Feeding of small king crabs using lumpfish
The main goal of this project is to test whether rlumpfish, either as a coating on dry crab food or as raw (frozen) food, can increase appetite and feed intake in juvenile king crabs and thus lead to an increased degree of meat content and value of the king crabs.
15. Sep 2022
15. Dec 2023
Capefish (Storbukt fiskeindustri), Salmar
Sten Ivar Siikavuopio
Tina H.E. Thesslund
King crab (Paralithodes camtschaticus) is highly sought after because of its tasty meat.
In 2021, Norway exported 2,261 tonnes of king crab to a value of NOK 999 million (Norwegian Seafood Council, 2022). These are record high figures, with a value increase of 50% compared to 2020.
Of all the seafood Norway exports, the king crab achieves the highest price per kg. Exports of king crab are limited to crabs of commercial size, i.e. crabs weighing more than 1.6 kg.
In the free fishing area west of 26 degrees longitude, the king crab is defined as an undesirable species. In this area, the aim is therefore to fish up as much of the crab as possible to prevent further spread westwards, and all crab caught must be transported ashore.
Crabs weighing less than 1.6 kg today are mainly either for silage or destroyed, as there are no facilities or knowledge of how to feed the crabs until they reach commercial sizes.

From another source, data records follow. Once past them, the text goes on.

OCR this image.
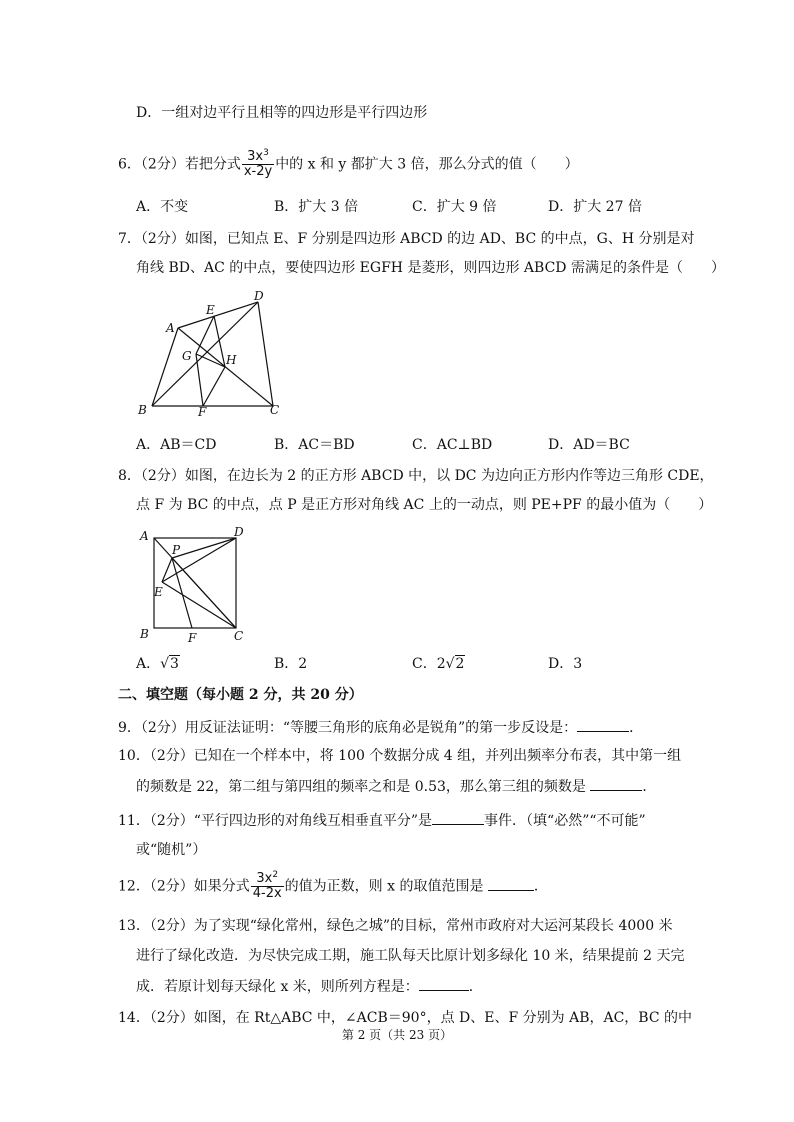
D．一组对边平行且相等的四边形是平行四边形
6．（2分）若把分式 $\frac{3x^3}{x-2y}$ 中的 x 和 y 都扩大 3 倍，那么分式的值（　　）
A．不变	B．扩大 3 倍	C．扩大 9 倍	D．扩大 27 倍
7．（2分）如图，已知点 E、F 分别是四边形 ABCD 的边 AD、BC 的中点，G、H 分别是对
角线 BD、AC 的中点，要使四边形 EGFH 是菱形，则四边形 ABCD 需满足的条件是（　　）
A
B	C
D
E
F
G	H
A．AB＝CD	B．AC＝BD	C．AC⊥BD	D．AD＝BC
8．（2分）如图，在边长为 2 的正方形 ABCD 中，以 DC 为边向正方形内作等边三角形 CDE，
点 F 为 BC 的中点，点 P 是正方形对角线 AC 上的一动点，则 PE+PF 的最小值为（　　）
A
B	C
D
E
F
P
A．√3	B．2	C．2√2	D．3
二、填空题（每小题 2 分，共 20 分）
9．（2分）用反证法证明：“等腰三角形的底角必是锐角”的第一步反设是：	．
10．（2分）已知在一个样本中，将 100 个数据分成 4 组，并列出频率分布表，其中第一组
的频数是 22，第二组与第四组的频率之和是 0.53，那么第三组的频数是	．
11．（2分）“平行四边形的对角线互相垂直平分”是	事件．（填“必然”“不可能”
或“随机”）
12．（2分）如果分式 $\frac{3x^2}{4-2x}$ 的值为正数，则 x 的取值范围是	．
13．（2分）为了实现“绿化常州，绿色之城”的目标，常州市政府对大运河某段长 4000 米
进行了绿化改造．为尽快完成工期，施工队每天比原计划多绿化 10 米，结果提前 2 天完
成．若原计划每天绿化 x 米，则所列方程是：	．
14．（2分）如图，在 Rt△ABC 中，∠ACB＝90°，点 D、E、F 分别为 AB，AC，BC 的中
第 2 页（共 23 页）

Lumpfish (Cyclopterus lumpus) is an important species used to combat salmon lice in the aquaculture industry. In 2020, 35 million lumpfish were used for this purpose (Fisheries Directorate).
When the lumpfish becomes sexually mature, it stops eating lice and the fish are then destroyed or used for silage. It is not unusual for the farming industry to have to pay to get rid of the lumpfish (Nøstvold et al., 2016).
There has been some discussion about the use of lumpfish as cleaning fish and whether this use should be phased out. An alternative raw material for use with juvenile king crabs can then be wild lumpfish. Wild lumpfish are fished because the roe is in demand, but here too the fish is primarily used for silage. As of 2020, Norway had approx. 650,000 kg of wild-caught round lumpfish to a value of approx. NOK 16 million (Norwegian Raw Fish Association, 2022)
In this project, we will test whether lumpfish, either as a coating on dry crab food or as raw (frozen) food, can increase appetite and meat content in the king crabs.
- 1: Hydrolyze lumpfish and coat dry feed.
- Objective 2: Define feeding regimes and establish protocols for monitoring.
- Objective l 3: Results collection and processing.
- Objective 4: Pilot scale experiment with 300 crabs.
- Objective 5: Presentation at a scientific conference.